Le lendemain matin lorsque le jour pointa, j’étais presque déçu de ne pas voir les bâtiments en couleur et la pelouse sur les trottoirs mais sur la façade de l’immeuble du coin, des fleurs rouges et jaunes avaient été placées à toutes les fenêtres du quatrième étage et des mauves et blanches à celles du cinquième. J’étais presque certain qu’il n’y en avait pas hier. Ensuite, à l’heure des enfants à l’école, je remarquais leurs vêtements, roses, bleus, verts…..multicolores, arc en ciel. Le reste de la journée, je notais toutes les couleurs que je voyais. Je me sentais bien.

J’avais à présent deux rendez-vous dans ma journée, 18h06, l’apparition et 22 heures, l’audition. Mais ce jour-là à 18h06, la porte de l’immeuble d’en face resta fermée. Et, à 22 heures, ce n’était pas elle qui animait l’émission. Et le lendemain et le jour d’après et encore après… non plus, elle avait disparu. J’espérais, je persévérais, j’attendais, je m’impatientais, je m’inquiétais… mais rien pendant dix jours. Au jardin, je croyais l’apercevoir dans chaque silhouette qui poussait la grille. Je m’accrochais,, elle ne pouvait pas s’être volatilisée comme cela. Le onzième jour à 18h06, la porte de l’immeuble d’en face s’entrouvrit. Mon souffle s’est arrêté mais ce n’est pas elle qui est apparue, c’était une femme que je n’avais jamais vu auparavant. Une femme souriante qui a tourné la tête vers la fenêtre devant laquelle j’étais posté. Nous devions avoir le même âge. Son sourire semblait sincère mais je ne savais pas s’il était pour moi. Elle est partie à droite vers le boulevard saint Michel. Les jours suivants, même scénario : 18h06, elle sortait, tournait la tête vers moi et partait. Me voyait-elle au moins ? Rien n’était moins sûr.

Ce matin, au jardin, je l’ai aperçue, elle donnait à manger aux oiseaux. Pigeons et moineaux se disputaient les miettes qu’elle leur lançait. Elle m’a fixé  un moment puis s’est dirigé vers moi. Mon cœur s’est mis à battre très très fort. J’ai ressenti comme un petit pincement dans la poitrine. Elle m’a dit :

-       C’est bien vous qui habitez en face de chez moi ?

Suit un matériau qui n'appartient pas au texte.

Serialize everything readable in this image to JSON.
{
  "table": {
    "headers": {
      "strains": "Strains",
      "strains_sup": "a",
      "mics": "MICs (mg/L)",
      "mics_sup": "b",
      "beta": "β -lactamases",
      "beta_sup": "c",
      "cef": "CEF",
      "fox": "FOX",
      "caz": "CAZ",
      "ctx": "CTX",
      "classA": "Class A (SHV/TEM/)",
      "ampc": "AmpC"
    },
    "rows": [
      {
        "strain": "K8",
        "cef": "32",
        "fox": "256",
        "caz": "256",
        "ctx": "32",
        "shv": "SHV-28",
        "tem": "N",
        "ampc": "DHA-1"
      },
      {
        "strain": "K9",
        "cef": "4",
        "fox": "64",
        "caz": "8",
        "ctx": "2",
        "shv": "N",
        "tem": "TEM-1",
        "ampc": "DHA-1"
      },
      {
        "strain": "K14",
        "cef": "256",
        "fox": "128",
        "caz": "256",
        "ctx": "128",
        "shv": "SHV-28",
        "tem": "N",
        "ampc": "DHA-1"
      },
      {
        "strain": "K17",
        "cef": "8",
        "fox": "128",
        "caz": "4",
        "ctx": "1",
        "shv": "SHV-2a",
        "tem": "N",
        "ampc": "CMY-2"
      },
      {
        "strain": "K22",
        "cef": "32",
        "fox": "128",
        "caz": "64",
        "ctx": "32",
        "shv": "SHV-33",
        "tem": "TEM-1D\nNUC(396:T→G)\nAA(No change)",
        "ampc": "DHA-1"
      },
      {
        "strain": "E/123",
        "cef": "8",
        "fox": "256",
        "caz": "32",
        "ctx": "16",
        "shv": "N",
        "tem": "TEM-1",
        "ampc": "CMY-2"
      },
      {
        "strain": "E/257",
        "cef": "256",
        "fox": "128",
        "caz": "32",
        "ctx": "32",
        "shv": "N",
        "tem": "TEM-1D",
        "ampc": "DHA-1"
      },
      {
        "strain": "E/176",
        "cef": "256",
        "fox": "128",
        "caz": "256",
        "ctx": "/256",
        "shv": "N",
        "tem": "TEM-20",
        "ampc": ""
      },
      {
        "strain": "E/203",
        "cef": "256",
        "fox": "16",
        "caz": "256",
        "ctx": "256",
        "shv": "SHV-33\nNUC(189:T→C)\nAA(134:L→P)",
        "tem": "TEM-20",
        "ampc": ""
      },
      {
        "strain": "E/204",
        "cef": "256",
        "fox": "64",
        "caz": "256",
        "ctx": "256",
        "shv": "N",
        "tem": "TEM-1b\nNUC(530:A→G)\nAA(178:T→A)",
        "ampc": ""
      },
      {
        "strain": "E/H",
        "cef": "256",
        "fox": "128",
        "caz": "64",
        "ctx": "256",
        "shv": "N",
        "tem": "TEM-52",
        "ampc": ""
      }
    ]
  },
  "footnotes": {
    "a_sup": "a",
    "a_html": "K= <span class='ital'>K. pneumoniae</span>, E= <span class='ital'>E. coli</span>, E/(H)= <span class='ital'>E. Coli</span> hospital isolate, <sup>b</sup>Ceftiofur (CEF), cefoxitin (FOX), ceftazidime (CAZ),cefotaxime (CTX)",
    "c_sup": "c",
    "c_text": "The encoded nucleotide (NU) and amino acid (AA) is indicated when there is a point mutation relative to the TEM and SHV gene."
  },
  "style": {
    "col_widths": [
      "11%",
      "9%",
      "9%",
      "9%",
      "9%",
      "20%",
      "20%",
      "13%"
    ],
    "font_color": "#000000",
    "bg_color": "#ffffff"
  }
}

J’ai répondu oui sans me poser de question. Nous avons parlé longtemps. Elle a trouvé que le quartier était sympathique et m’a demandé si je voulais bien lui faire visiter. Elle a ajouté :

-       Il faudra aussi que vous veniez prendre le café chez moi.

Je n’ai pas voulu savoir tout de suite pourquoi elle sortait tous les jours à 18h06. Je préférai garder le mystère encore un peu. Je craignais que si elle venait à me le confier, elle disparaisse ensuite.

Elle a fini par se lever pour partir et a posé cette dernière question :

-       Vous étiez bien marchand de couleurs autrefois. C’est joli marchand de couleurs. Moi j’étais fleuriste.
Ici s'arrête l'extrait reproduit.